Le coût, la complexité et les caractéristiques mêmes des équipements de protection contre les gaz toxiques s’avèrent souvent un obstacle à la prévention.

La Commission des normes, de l’équité, de la santé et de la sécurité du travail (CNESST), ne recommande d’ailleurs aucun modèle de détecteur en particulier. « C’est clair que ce sont des équipements coûteux et complexes. [Le fonctionnement] des détecteurs de gaz n’est pas toujours bien compris sur le terrain, constate François Granger, l’expert en prévention de la CNESST. Il faut suivre une formation aussi. » 

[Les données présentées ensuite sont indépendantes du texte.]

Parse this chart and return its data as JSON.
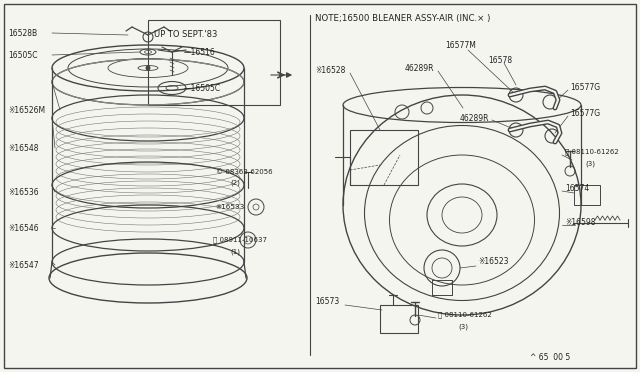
{
  "bg_color": "#f5f5f0",
  "line_color": "#444444",
  "text_color": "#222222",
  "note_text": "NOTE;16500 BLEANER ASSY-AIR (INC.× )",
  "upto_text": "UP TO SEPT.'83",
  "footer_text": "^ 65  00 5"
}
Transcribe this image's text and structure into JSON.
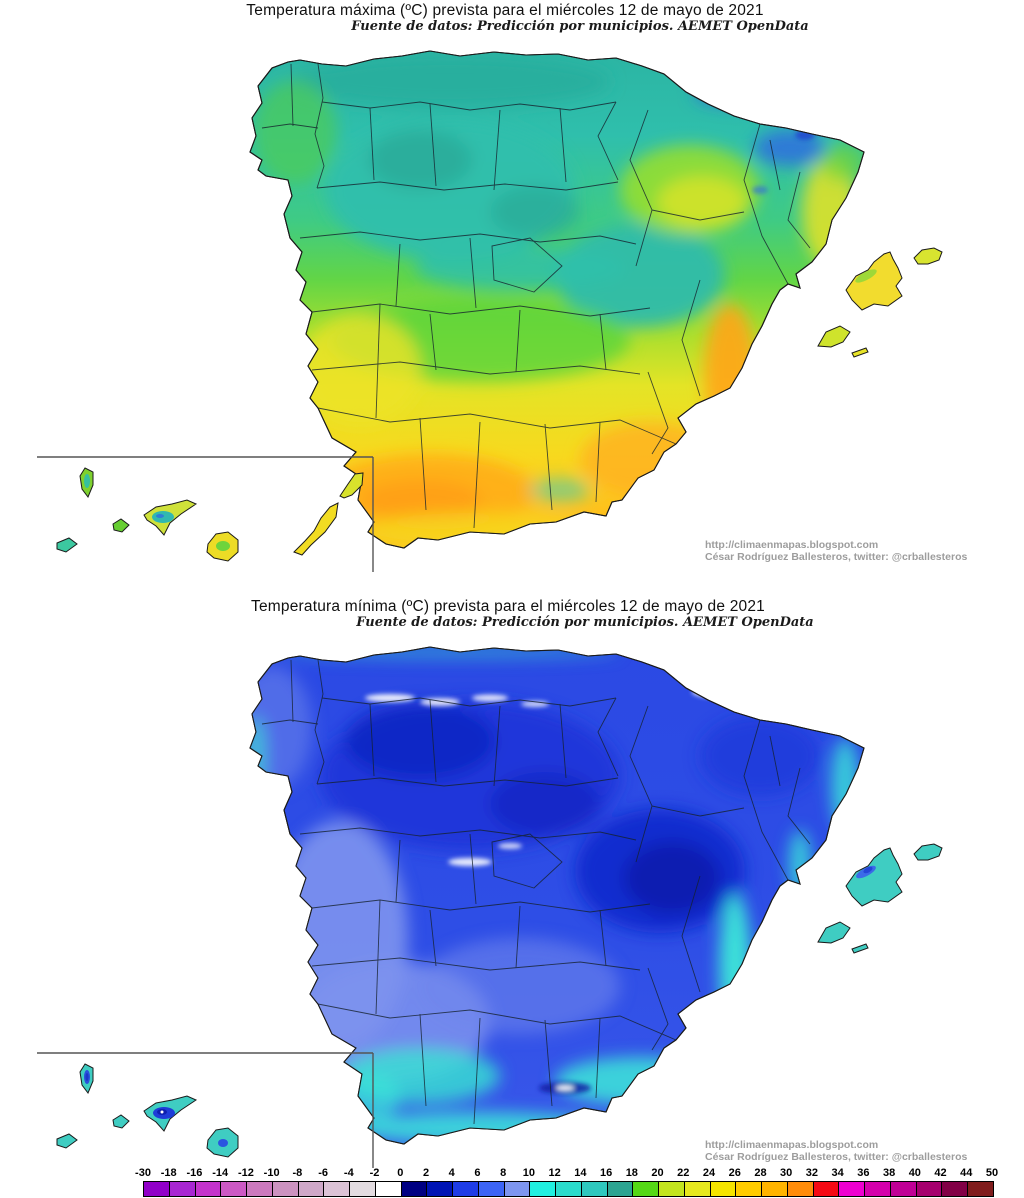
{
  "maps": {
    "max": {
      "title": "Temperatura máxima (ºC) prevista para el miércoles 12 de mayo de 2021",
      "subtitle": "Fuente de datos: Predicción por municipios. AEMET OpenData",
      "credit_url": "http://climaenmapas.blogspot.com",
      "credit_author": "César Rodríguez Ballesteros, twitter: @crballesteros"
    },
    "min": {
      "title": "Temperatura mínima (ºC) prevista para el miércoles 12 de mayo de 2021",
      "subtitle": "Fuente de datos: Predicción por municipios. AEMET OpenData",
      "credit_url": "http://climaenmapas.blogspot.com",
      "credit_author": "César Rodríguez Ballesteros, twitter: @crballesteros"
    }
  },
  "legend": {
    "unit": "ºC",
    "boundaries": [
      "-30",
      "-18",
      "-16",
      "-14",
      "-12",
      "-10",
      "-8",
      "-6",
      "-4",
      "-2",
      "0",
      "2",
      "4",
      "6",
      "8",
      "10",
      "12",
      "14",
      "16",
      "18",
      "20",
      "22",
      "24",
      "26",
      "28",
      "30",
      "32",
      "34",
      "36",
      "38",
      "40",
      "42",
      "44",
      "50"
    ],
    "colors": [
      "#9100C8",
      "#A826D2",
      "#C433CC",
      "#CC59C4",
      "#CC7ABE",
      "#CC93C0",
      "#CFA8C8",
      "#DCC3D6",
      "#E3DCE1",
      "#FFFFFF",
      "#000082",
      "#0014B4",
      "#1E3CE6",
      "#3C64F5",
      "#7E96F0",
      "#20F0E0",
      "#2BDCCC",
      "#2EC8BE",
      "#2CA491",
      "#55D816",
      "#C3E41E",
      "#E6E81E",
      "#F5E400",
      "#FFCC00",
      "#FFB400",
      "#FF8C0A",
      "#F50A14",
      "#EE00D0",
      "#D400AB",
      "#C00096",
      "#A6006E",
      "#820046",
      "#801C1C"
    ]
  }
}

De leur côté, les fournisseurs le reconnaissent sans détour : ils réalisent très peu de ventes d’équipement de protection contre les gaz toxiques auprès des producteurs. Mais pour ceux qui veulent bien gérer leur sécurité au travail, le détecteur cinq gaz s’avère le meilleur choix, même s’il ne protège pas contre tous les risques, selon les experts consultés. Encore faut-il avoir choisi de s’équiper.

« Dès qu’il y a une perte de vie [due à une intoxication aux gaz], les gens n’arrêtent pas d’appeler. Après ça, il y a une accalmie. Il faut qu’il y ait quelqu’un qui meure pour les réveiller », déplore Robert Durand, des Équipements Lambert, une division de Silo J.M. Lambert. 

Les producteurs se montrent intéressés à se procurer un détecteur, « mais quand on leur dit le prix [environ
2 500 $], ils reculent », affirme Derek Kelly, représentant pour la compagnie Hazmasters. Le vendeur estime qu’il s’agit d’un non-sens, considérant que des agriculteurs s’offrent des tracteurs à 300 000 $.

Un minimum 

Selon M. Durand, il y a encore beaucoup de sensibilisation à faire pour améliorer la sécurité au travail des producteurs. Le détecteur cinq gaz, qui permet de déceler le dioxyde d’azote (NO2), le sulfure d’hydrogène (H2S), le monoxyde de carbone (CO), l’oxygène et le combustible est vraiment « un minimum ». Celui à quatre gaz, quant à lui, ne détecte pas le NO2, ce composé chimique bien sournois, le plus souvent responsable de la mort des victimes des gaz de silos.

Il faut donc utiliser son détecteur tout juste avant d’entrer en espace clos et aussi le remettre en état par le biais du service de calibrage tous les 180 jours, ajoute Serge Labrecque, représentant pour Honeywell. Toutefois encore, cet outil n’est pas infaillible. « La solution parfaite n’existe pas. Il peut y avoir la présence de contaminants ou d’air frais [pouvant fausser les résultats] », prévient-il. François Granger invite d’ailleurs à la prudence, car il se peut que d’autres gaz soient indétectables dans les silos ou les préfosses à purin. 

Masques à gaz

Autre équipement qui connaît encore moins de succès : les masques à gaz dotés de bonbonnes d’air, qui peuvent coûter jusqu’à 5 000 $ « Je n’en vends jamais. Les producteurs n’ont pas d’intérêt pour ça », souligne Sylvain Lefebvre, représentant pour Linde Canada.

Il y a quelques mois, Silo J.M. Lambert et Honeywell se sont associés pour offrir à tous les nouveaux acheteurs de silos une trousse de sécurité, comprenant un détecteur de gaz et des sirènes. Jusqu’à présent, 15 agriculteurs ont pu bénéficier de cette offre.